When customer service fails, you have legal options to file a claim against Uber, get them to listen and give you a fair resolution.
As the most recognized ridesharing company operating in the world, Uber is much more than a company that offers peer to peer ridesharing services. The San Francisco based company also provides a food delivery service under a subsidiary called Uber Eats, as well as runs a micro mobility system using bikes and scooters to help customer navigate large American cities.
Uber has a presence in more than 780 cities across the globe, with a customer base consisting of nearly 110 million users. The ridesharing company controls two-third of the ridesharing market and one-quarter of the food delivery industry.
The transportation networking industry has received criticism for unfairly treating drivers, and Uber is not an exception to the rule. In fact, Uber paid the United States government $20 million to resolve a complaint filed by the Federal Trade Commission (FTC) concerning the underpaid driver issue. The complaint highlighted unethical business practices, including charges Uber deceived drivers about how much they potentially could earn driving for the company. In May of 2017, the New York Taxi Workers Alliance (NYTWA) filed a class action lawsuit that Uber eventually settled for more than $2.5 million. After the class action lawsuit settlement, Uber made changes to the company’s dispute resolution process.
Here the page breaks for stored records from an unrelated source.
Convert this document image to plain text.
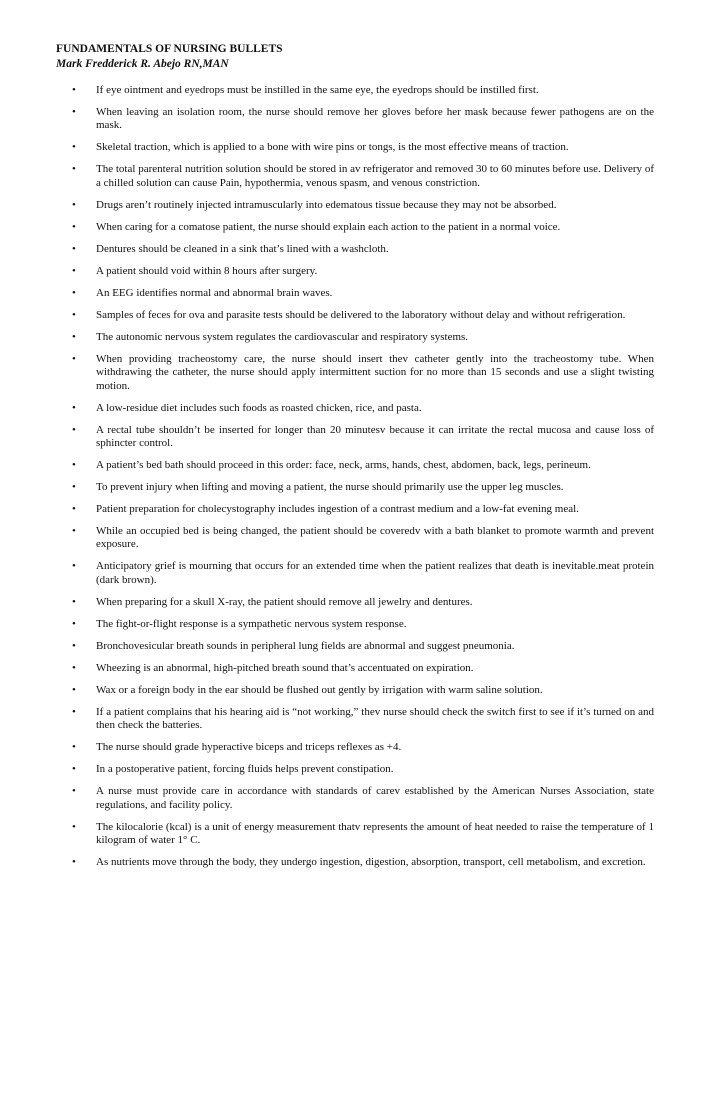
FUNDAMENTALS OF NURSING BULLETS

Mark Fredderick R. Abejo RN,MAN

• If eye ointment and eyedrops must be instilled in the same eye, the eyedrops should be instilled first.
• When leaving an isolation room, the nurse should remove her gloves before her mask because fewer pathogens are on the mask.
• Skeletal traction, which is applied to a bone with wire pins or tongs, is the most effective means of traction.
• The total parenteral nutrition solution should be stored in av refrigerator and removed 30 to 60 minutes before use. Delivery of a chilled solution can cause Pain, hypothermia, venous spasm, and venous constriction.
• Drugs aren’t routinely injected intramuscularly into edematous tissue because they may not be absorbed.
• When caring for a comatose patient, the nurse should explain each action to the patient in a normal voice.
• Dentures should be cleaned in a sink that’s lined with a washcloth.
• A patient should void within 8 hours after surgery.
• An EEG identifies normal and abnormal brain waves.
• Samples of feces for ova and parasite tests should be delivered to the laboratory without delay and without refrigeration.
• The autonomic nervous system regulates the cardiovascular and respiratory systems.
• When providing tracheostomy care, the nurse should insert thev catheter gently into the tracheostomy tube. When withdrawing the catheter, the nurse should apply intermittent suction for no more than 15 seconds and use a slight twisting motion.
• A low-residue diet includes such foods as roasted chicken, rice, and pasta.
• A rectal tube shouldn’t be inserted for longer than 20 minutesv because it can irritate the rectal mucosa and cause loss of sphincter control.
• A patient’s bed bath should proceed in this order: face, neck, arms, hands, chest, abdomen, back, legs, perineum.
• To prevent injury when lifting and moving a patient, the nurse should primarily use the upper leg muscles.
• Patient preparation for cholecystography includes ingestion of a contrast medium and a low-fat evening meal.
• While an occupied bed is being changed, the patient should be coveredv with a bath blanket to promote warmth and prevent exposure.
• Anticipatory grief is mourning that occurs for an extended time when the patient realizes that death is inevitable.meat protein (dark brown).
• When preparing for a skull X-ray, the patient should remove all jewelry and dentures.
• The fight-or-flight response is a sympathetic nervous system response.
• Bronchovesicular breath sounds in peripheral lung fields are abnormal and suggest pneumonia.
• Wheezing is an abnormal, high-pitched breath sound that’s accentuated on expiration.
• Wax or a foreign body in the ear should be flushed out gently by irrigation with warm saline solution.
• If a patient complains that his hearing aid is “not working,” thev nurse should check the switch first to see if it’s turned on and then check the batteries.
• The nurse should grade hyperactive biceps and triceps reflexes as +4.
• In a postoperative patient, forcing fluids helps prevent constipation.
• A nurse must provide care in accordance with standards of carev established by the American Nurses Association, state regulations, and facility policy.
• The kilocalorie (kcal) is a unit of energy measurement thatv represents the amount of heat needed to raise the temperature of 1 kilogram of water 1° C.
• As nutrients move through the body, they undergo ingestion, digestion, absorption, transport, cell metabolism, and excretion.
“You and Uber agree that any dispute, claim or controversy arising out of or relating to (a) these Terms or the existence, breach, termination, enforcement, interpretation or validity thereof, or (b) your access to or use of the Services at any time, whether before or after the date you agreed to the Terms, will be settled by binding arbitration between you and Uber, and not in a court of law. Notwithstanding the foregoing, where you allege claims of sexual assault or sexual harassment occurring in connection with your use of the Services, you may elect to bring those claims in a court of competent jurisdiction instead of arbitration. Uber agrees to honor your election of forum with respect to your individual sexual assault or sexual harassment claim but in so doing does not waive the enforceability of this Arbitration Agreement as to any other provision (including, but not limited to, the waivers provided in the following paragraph, which will continue to apply in court and arbitration), controversy, claim or dispute.
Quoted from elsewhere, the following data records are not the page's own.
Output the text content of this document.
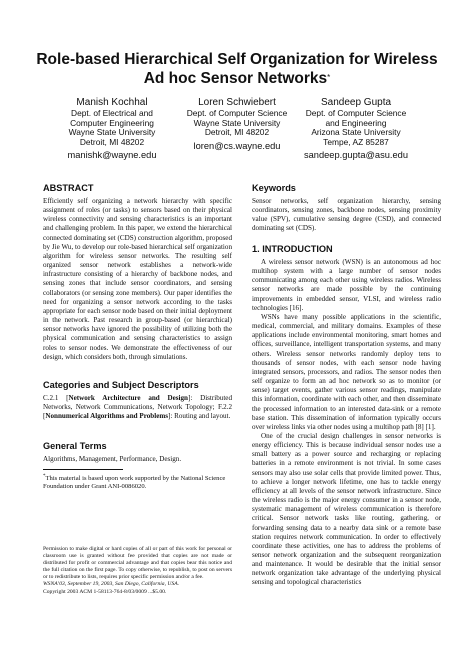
Role-based Hierarchical Self Organization for Wireless
Ad hoc Sensor Networks*
Manish Kochhal
Dept. of Electrical and
Computer Engineering
Wayne State University
Detroit, MI 48202
manishk@wayne.edu
Loren Schwiebert
Dept. of Computer Science
Wayne State University
Detroit, MI 48202
loren@cs.wayne.edu
Sandeep Gupta
Dept. of Computer Science
and Engineering
Arizona State University
Tempe, AZ 85287
sandeep.gupta@asu.edu
ABSTRACT

Efficiently self organizing a network hierarchy with specific assignment of roles (or tasks) to sensors based on their physical wireless connectivity and sensing characteristics is an important and challenging problem. In this paper, we extend the hierarchical connected dominating set (CDS) construction algorithm, proposed by Jie Wu, to develop our role-based hierarchical self organization algorithm for wireless sensor networks. The resulting self organized sensor network establishes a network-wide infrastructure consisting of a hierarchy of backbone nodes, and sensing zones that include sensor coordinators, and sensing collaborators (or sensing zone members). Our paper identifies the need for organizing a sensor network according to the tasks appropriate for each sensor node based on their initial deployment in the network. Past research in group-based (or hierarchical) sensor networks have ignored the possibility of utilizing both the physical communication and sensing characteristics to assign roles to sensor nodes. We demonstrate the effectiveness of our design, which considers both, through simulations.

Categories and Subject Descriptors

C.2.1 [Network Architecture and Design]: Distributed Networks, Network Communications, Network Topology; F.2.2 [Nonnumerical Algorithms and Problems]: Routing and layout.

General Terms

Algorithms, Management, Performance, Design.

*This material is based upon work supported by the National Science Foundation under Grant ANI-0086020.

Permission to make digital or hard copies of all or part of this work for personal or classroom use is granted without fee provided that copies are not made or distributed for profit or commercial advantage and that copies bear this notice and the full citation on the first page. To copy otherwise, to republish, to post on servers or to redistribute to lists, requires prior specific permission and/or a fee.

WSNA’03, September 19, 2003, San Diego, California, USA.

Copyright 2003 ACM 1-58113-764-8/03/0009 ...$5.00.

Keywords

Sensor networks, self organization hierarchy, sensing coordinators, sensing zones, backbone nodes, sensing proximity value (SPV), cumulative sensing degree (CSD), and connected dominating set (CDS).

1. INTRODUCTION

A wireless sensor network (WSN) is an autonomous ad hoc multihop system with a large number of sensor nodes communicating among each other using wireless radios. Wireless sensor networks are made possible by the continuing improvements in embedded sensor, VLSI, and wireless radio technologies [16].

WSNs have many possible applications in the scientific, medical, commercial, and military domains. Examples of these applications include environmental monitoring, smart homes and offices, surveillance, intelligent transportation systems, and many others. Wireless sensor networks randomly deploy tens to thousands of sensor nodes, with each sensor node having integrated sensors, processors, and radios. The sensor nodes then self organize to form an ad hoc network so as to monitor (or sense) target events, gather various sensor readings, manipulate this information, coordinate with each other, and then disseminate the processed information to an interested data-sink or a remote base station. This dissemination of information typically occurs over wireless links via other nodes using a multihop path [8] [1].

One of the crucial design challenges in sensor networks is energy efficiency. This is because individual sensor nodes use a small battery as a power source and recharging or replacing batteries in a remote environment is not trivial. In some cases sensors may also use solar cells that provide limited power. Thus, to achieve a longer network lifetime, one has to tackle energy efficiency at all levels of the sensor network infrastructure. Since the wireless radio is the major energy consumer in a sensor node, systematic management of wireless communication is therefore critical. Sensor network tasks like routing, gathering, or forwarding sensing data to a nearby data sink or a remote base station requires network communication. In order to effectively coordinate these activities, one has to address the problems of sensor network organization and the subsequent reorganization and maintenance. It would be desirable that the initial sensor network organization take advantage of the underlying physical sensing and topological characteristics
You acknowledge and agree that you and Uber are each waiving the right to a trial by jury or to participate as a plaintiff or class member in any purported class action or representative proceeding. Unless both you and Uber otherwise agree in writing, any arbitration will be conducted only on an individual basis and not in a class, collective, consolidated, or representative proceeding. However, you and Uber each retain the right to bring an individual action in small claims court and the right to seek injunctive or other equitable relief in a court of competent jurisdiction to prevent the actual or threatened infringement, misappropriation or violation of a party’s copyrights, trademarks, trade secrets, patents or other intellectual property rights.”
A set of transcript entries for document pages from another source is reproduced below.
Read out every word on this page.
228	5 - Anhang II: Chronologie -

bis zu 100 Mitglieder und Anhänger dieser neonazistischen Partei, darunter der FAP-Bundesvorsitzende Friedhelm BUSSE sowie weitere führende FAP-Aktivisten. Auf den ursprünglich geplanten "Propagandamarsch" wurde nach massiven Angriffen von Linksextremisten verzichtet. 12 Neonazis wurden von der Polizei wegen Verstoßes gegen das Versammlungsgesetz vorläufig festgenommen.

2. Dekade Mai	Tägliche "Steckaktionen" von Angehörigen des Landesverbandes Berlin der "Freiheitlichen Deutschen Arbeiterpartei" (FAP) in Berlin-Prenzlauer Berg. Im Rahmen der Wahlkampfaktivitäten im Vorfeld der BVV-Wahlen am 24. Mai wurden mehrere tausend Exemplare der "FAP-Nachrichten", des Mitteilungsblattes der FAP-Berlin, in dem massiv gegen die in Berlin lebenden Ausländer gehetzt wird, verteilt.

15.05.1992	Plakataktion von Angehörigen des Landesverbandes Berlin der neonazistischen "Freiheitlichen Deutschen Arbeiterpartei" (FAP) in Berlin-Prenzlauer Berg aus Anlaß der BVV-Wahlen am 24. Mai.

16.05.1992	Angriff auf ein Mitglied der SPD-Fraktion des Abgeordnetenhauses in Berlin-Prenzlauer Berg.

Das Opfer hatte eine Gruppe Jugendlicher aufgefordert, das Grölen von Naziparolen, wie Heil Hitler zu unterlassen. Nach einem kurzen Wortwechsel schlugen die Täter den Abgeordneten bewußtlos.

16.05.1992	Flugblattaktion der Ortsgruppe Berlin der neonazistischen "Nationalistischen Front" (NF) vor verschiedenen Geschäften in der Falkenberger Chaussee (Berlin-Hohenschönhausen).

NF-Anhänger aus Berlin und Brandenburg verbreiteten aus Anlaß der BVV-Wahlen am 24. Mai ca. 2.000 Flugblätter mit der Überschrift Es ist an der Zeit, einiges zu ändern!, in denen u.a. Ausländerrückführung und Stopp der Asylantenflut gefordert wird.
Although binding arbitration prevents drivers and customers from filing class action lawsuits, there are three other legal options available for you to file a claim against Uber.
You have the right to hire an attorney and file a claim against Uber in small claims court. Just compensation awarded in small claims court cases runs between $2,500 and $10,000. This means that if you suffered monetary damages caused by a car accident involving an Uber driver that exceeds $10,000, binding arbitration represents your best legal option for seeking just compensation.
You have to pay small claim court fees, which include the cost of administering the legal hearings and the expenses charged by your lawyer.
As a complementary legal strategy, filing a complain with the Consumer Financial Protection Bureau (CFPB) can lead to changes as to how Uber conducts business. The CFPB has the legal authority to force companies to make operational changes and in some cases, the CFPB has forced unethical and unlawful businesses to shut down operations. In addition, the CFPB can issue hefty fines that the federal government agency uses to finance its oversight of companies operating in the United States. But this doesn’t get you compensation. It just holds the company to a higher standard.
Founded to act as a highly influential advocate for consumers, the Better Business Bureau (BBB) manages a comprehensive website that allows consumers to file complaints. The BBB has helped settle nearly 5,000 consumer complaints against Uber since the beginning of 2017. BBB representatives make sure every complaint the organization addresses comes from a valid source, not from a disgruntled employee.
Unlike a legal action initiated in a civil courtroom, binding arbitration ends with a decision that cannot be appealed by either party participating in the process. Both sides agree to a neutral arbitrator to oversee the hearing, as well as understand that the decision made by the arbitrator ends the process. Legal actions such as a class action lawsuit and a case filed in small claims court allows either party to file an appeal that disagrees with the legal decision. FairShake follows the binding arbitration guidelines set forth by the American Arbitration Association.
As with any legal process, binding arbitration results in costs that one or both parties must pay. Arbitrators typically refer to the terms of services policies established by companies to determine which party is on the financial hook for paying binding arbitration fees. As of early 2020, Uber has not written a clause within its binding arbitration provision that defines which party must pay the costs associated with the binding arbitration process.